That being said, there was a concern with corporations and their potential to give rise to a class aristocrats. The Tea Party wasn’t only meant to hurt the British Government, it was meant to hurt the corporation benefiting from the unfair taxes in place. Maybe a return to a fixed time limit on the existence of individual corporations might solve a few of our modern problems.
By way of clarification: I should have replaced “the enemy of” with “the possible threat to” in “The enemy of individual freedoms isn’t the state…”
gYGES:
that is an interesting thought, the “group” could possibly be a detriment to our republic.

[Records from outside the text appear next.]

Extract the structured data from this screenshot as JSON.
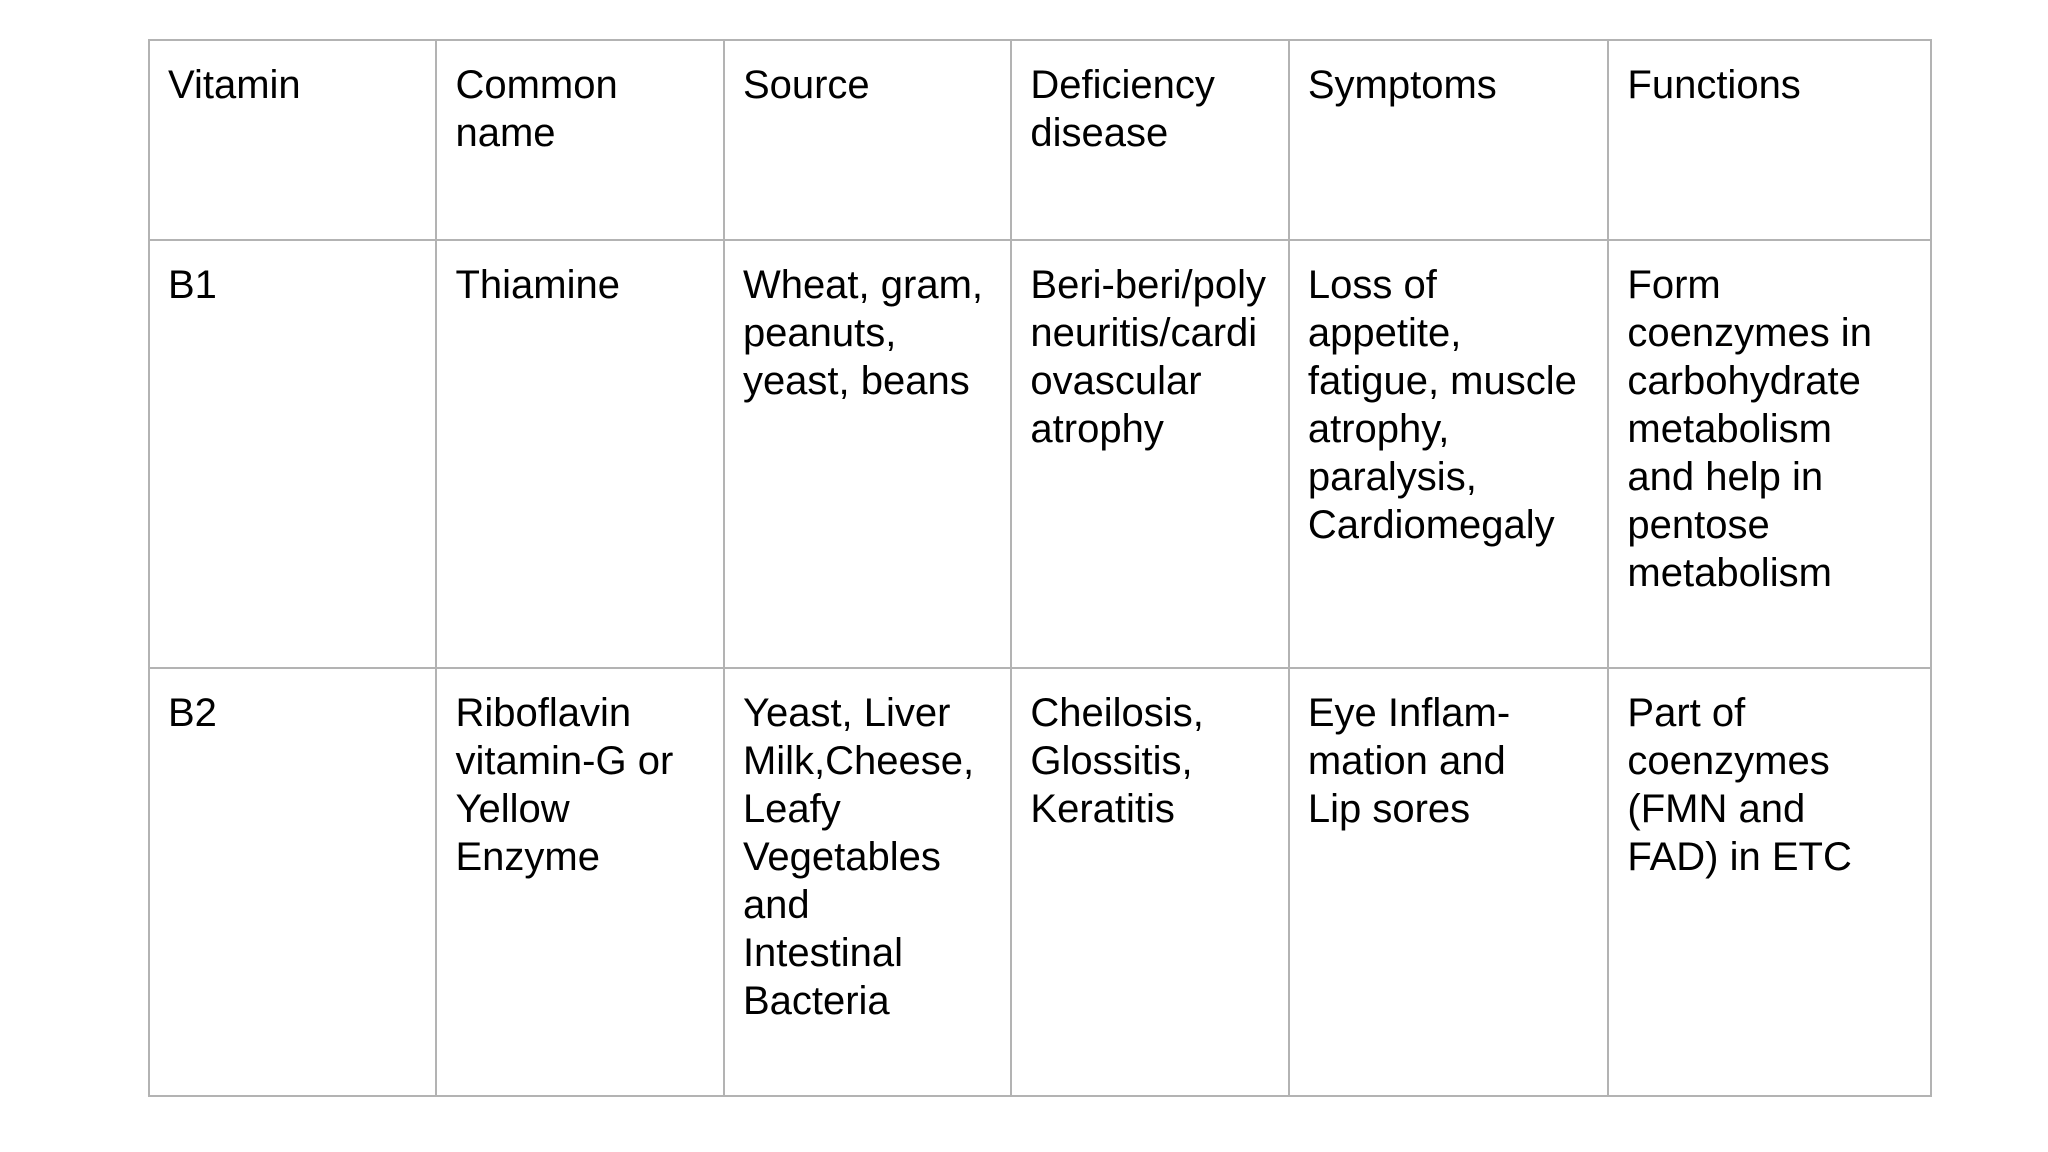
{
  "table": {
    "headers": [
      "Vitamin",
      "Common\nname",
      "Source",
      "Deficiency\ndisease",
      "Symptoms",
      "Functions"
    ],
    "rows": [
      [
        "B1",
        "Thiamine",
        "Wheat, gram,\npeanuts,\nyeast, beans",
        "Beri-beri/poly\nneuritis/cardi\novascular\natrophy",
        "Loss of\nappetite,\nfatigue, muscle\natrophy,\nparalysis,\nCardiomegaly",
        "Form\ncoenzymes in\ncarbohydrate\nmetabolism\nand help in\npentose\nmetabolism"
      ],
      [
        "B2",
        "Riboflavin\nvitamin-G or\nYellow\nEnzyme",
        "Yeast, Liver\nMilk,Cheese,\nLeafy\nVegetables\nand\nIntestinal\nBacteria",
        "Cheilosis,\nGlossitis,\nKeratitis",
        "Eye Inflam-\nmation and\nLip sores",
        "Part of\ncoenzymes\n(FMN and\nFAD) in ETC"
      ]
    ]
  }
}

I guess National Socialism in Germany is a good example of how a “group” could come to power.
But as you say if you have an objective rule of law it would be hard for a “group” like the National Socialists to gain power and remember Hitler basically took power from an old tired man.
I think Germany is a different case though, I read a very interesting book recently about the intellectual history of the Communist Manifesto and came away feeling that the Germans had been primed for Hitler by way of Hegel and Marx.
We have our founding documents to fall back on when the republic is in trouble. So all in all the “group” is not the problem so much as a destruction of our founding documents to the point where a “group” could take power using a perverted Constitution.
Which is what has been going on for well over a hundred years. A little bit here a little bit there. Heck probably at the very start there were in place contradictions that have caused the problems we are seeing today.